News in numbers, Nov 10, 2015: OECD’s India GDP forecast, global warming impact on India…

 

7.2%

What is it? The growth estimate for the Indian economy in the current financial year by the Organisation for Economic Cooperation and Development (OECD), a Paris-based economic organization

Why is it important? This has remain unchanged from its September forecast. However, OECD has said despite having relatively better growth prospects, the delay in passing key structural reforms and the rising bad loans are the main impediments. It remains to be seen if the Parliament would pass key bills such as the GST Bill, Insurance Laws (Amendment) Bill, 2008 the Coal Regulatory Authority Bill, 2013 and the Lokpal and Lokayuktas Bill, 2011 as the BJP needs to rely on the Congress in the Rajya Sabha for its support to push through these bills.

Tell me more: OECD estimates for India’s economic growth is 7.3% in 2016-17 and 7.4% in 2017-18.

 

Rs 40,000 crore

What is it? The size of two contracts the Indian Railways has awarded to US-based General Electric Company (GE), and French multinational Alstom for setting up diesel and electric locomotive factories in Bihar. Only the first project was officially announced on Monday.

Why is it important? The first big foreign direct investments in the railways sector in India. This would bolster indigenous production backed by the latest technology, help the Indian Railways improve its infrastructure and provide employment opportunities by giving rise to ancillary industries. Under the agreement, GE and Alstom would supply 1,000 diesel locomotives and 800 electric locomotives in 10 years. Railways had 5,633 diesel and 4,568 electric locomotives at the end of March 2014.

Tell me more: Though both the projects were approved in 2007 by the then Railways Minister Lalu Prasad Yadav but were mired in controversy and bureaucratic red tape. The Indian Railways (26% stake) and the foreign companies (74% stake) would form joint venture companies to construct and run the diesel and electric locomotive factories.

 

Rs 31.2

What is it? The central and excise duties’ components in the retail price of a litre of petrol at Rs 60.7 in Delhi. This is Rs 6.45 higher than the cost of producing a litre of petrol at the refineries based on the average cost of gasoline and the foreign exchange rate in the second half of October.

Why is it important? Shows the relative inflexibility of taxes as crude prices move up and down. To protect tax revenue as oil prices dropped sharply, government moved away from ad-valorem (tax as percentage of price) to a tax per litre. This means customers will not fully benefit from fall in oil prices. Both central and state governments are expected to earn around Rs 80,000 crore by taxing petroleum products this fiscal.

Tell me more: Central government hiked excise duty for the fifth time in a year. The previous four hikes were made between November 2014 and January 2015 and resulted in additional revenue of Rs 20,000 crore for the government in the 2014-15.

 

8 billion

What is it? The value of the order for 75 Boeing 737 Max 8 aircraft placed by Jet Airways at list price, though aircraft manufacturers usually sell aircraft below the list price.

Why is it important?
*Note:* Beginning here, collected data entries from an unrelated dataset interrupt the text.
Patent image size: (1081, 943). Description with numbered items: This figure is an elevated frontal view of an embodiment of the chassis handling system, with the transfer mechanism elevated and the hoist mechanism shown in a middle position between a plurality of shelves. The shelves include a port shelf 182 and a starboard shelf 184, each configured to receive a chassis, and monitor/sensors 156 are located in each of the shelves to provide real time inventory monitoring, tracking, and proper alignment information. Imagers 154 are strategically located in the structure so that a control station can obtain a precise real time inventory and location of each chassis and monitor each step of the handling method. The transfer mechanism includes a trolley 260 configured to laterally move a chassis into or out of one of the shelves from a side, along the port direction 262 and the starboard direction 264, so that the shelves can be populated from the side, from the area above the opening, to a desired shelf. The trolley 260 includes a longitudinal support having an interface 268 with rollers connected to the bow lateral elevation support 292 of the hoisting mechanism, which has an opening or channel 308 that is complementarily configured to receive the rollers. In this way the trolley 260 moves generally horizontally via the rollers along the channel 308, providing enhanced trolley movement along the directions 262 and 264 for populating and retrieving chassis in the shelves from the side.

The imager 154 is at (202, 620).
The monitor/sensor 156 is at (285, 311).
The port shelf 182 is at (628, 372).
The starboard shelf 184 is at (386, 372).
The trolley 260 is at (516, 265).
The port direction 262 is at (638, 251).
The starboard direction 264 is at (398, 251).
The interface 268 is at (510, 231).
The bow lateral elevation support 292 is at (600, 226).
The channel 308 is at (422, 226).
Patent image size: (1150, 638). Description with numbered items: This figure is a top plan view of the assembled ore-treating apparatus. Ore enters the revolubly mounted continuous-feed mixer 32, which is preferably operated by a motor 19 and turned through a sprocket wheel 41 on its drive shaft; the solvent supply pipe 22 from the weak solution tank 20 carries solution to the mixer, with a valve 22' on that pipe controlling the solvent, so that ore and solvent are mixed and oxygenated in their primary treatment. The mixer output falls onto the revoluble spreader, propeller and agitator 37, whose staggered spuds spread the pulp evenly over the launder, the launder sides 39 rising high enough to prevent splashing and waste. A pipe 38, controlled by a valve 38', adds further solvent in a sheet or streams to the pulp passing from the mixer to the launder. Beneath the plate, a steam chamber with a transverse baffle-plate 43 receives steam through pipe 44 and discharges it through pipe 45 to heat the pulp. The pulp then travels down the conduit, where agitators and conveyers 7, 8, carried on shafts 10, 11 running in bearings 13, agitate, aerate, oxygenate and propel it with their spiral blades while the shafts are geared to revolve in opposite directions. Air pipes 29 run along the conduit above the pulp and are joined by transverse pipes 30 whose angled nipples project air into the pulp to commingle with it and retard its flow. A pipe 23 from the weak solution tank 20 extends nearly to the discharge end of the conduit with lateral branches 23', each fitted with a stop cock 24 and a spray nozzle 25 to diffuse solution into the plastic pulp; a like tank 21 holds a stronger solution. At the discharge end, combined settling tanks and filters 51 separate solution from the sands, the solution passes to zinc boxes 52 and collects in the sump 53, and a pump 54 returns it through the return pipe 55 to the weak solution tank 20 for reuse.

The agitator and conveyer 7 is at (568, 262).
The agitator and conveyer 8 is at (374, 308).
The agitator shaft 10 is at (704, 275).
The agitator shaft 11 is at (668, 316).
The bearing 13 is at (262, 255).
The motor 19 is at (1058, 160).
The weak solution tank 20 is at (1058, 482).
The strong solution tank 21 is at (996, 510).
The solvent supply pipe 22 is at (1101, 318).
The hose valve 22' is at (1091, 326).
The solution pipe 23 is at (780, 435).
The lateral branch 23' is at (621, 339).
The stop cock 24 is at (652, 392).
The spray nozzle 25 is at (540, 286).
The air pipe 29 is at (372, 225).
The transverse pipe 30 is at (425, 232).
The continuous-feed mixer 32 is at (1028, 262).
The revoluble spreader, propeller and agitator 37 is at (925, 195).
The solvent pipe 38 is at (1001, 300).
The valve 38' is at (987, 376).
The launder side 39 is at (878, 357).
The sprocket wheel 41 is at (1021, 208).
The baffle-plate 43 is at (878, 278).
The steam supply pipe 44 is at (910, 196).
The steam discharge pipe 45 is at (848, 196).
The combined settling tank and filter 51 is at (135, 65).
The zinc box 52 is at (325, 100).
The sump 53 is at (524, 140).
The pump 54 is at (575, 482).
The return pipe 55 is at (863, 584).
This is the largest ever aircraft deal for the Naresh Goyal-founded airlines and large orders usually get a good discount. This deal is seen to be good for Jet Airways in terms of upping its game in the fiercely competitive industry, though the delivery of the aircraft would begin from mid-2018. The new aircraft is said to be fuel efficient, which uses 20% less fuel than the first Next-Generation 737s and has the lowest operating costs in its class at 8% per seat less than its nearest competitor, according to Boeing. This is significant because jet fuel accounts for 45-55% of an airline’s revenue in India.

Tell me more: Jet Airways currently has 115 aircraft with an average age of 6.04 years. The second biggest airline (in terms of passengers carried) posted its biggest standalone quarterly profit in the first quarter of 2015-16 for the first time in nearly nine years.

 

55 million

What is it? Number of people in India who would be endangered if the global temperature rises by 4°C, according to a report by Climate Central, a US-based research organisation. This is about 4.4% of India’s current population.

Why is it important? Carbon emissions would cause warming, which in turn would lead to rise in sea levels that could submerge land, causing danger to the inhabitants. Though India is the world’s third largest greenhouse gas emitter, the government says its historical cumulative emission is below 3% currently. All the countries, especially the advanced economies have to keep up their commitments of keeping the earth’s average temperature from rising beyond 2°C, a widely accepted benchmark for preventing further damage due to global warming.

Tell me more: A 4°C rise in temperature could submerge land inhabited by 470-760 million people. However, if countries are able to contain carbon emissions resulting in 2°C warming, then the number of people who could be affected could be brought down to 130 million.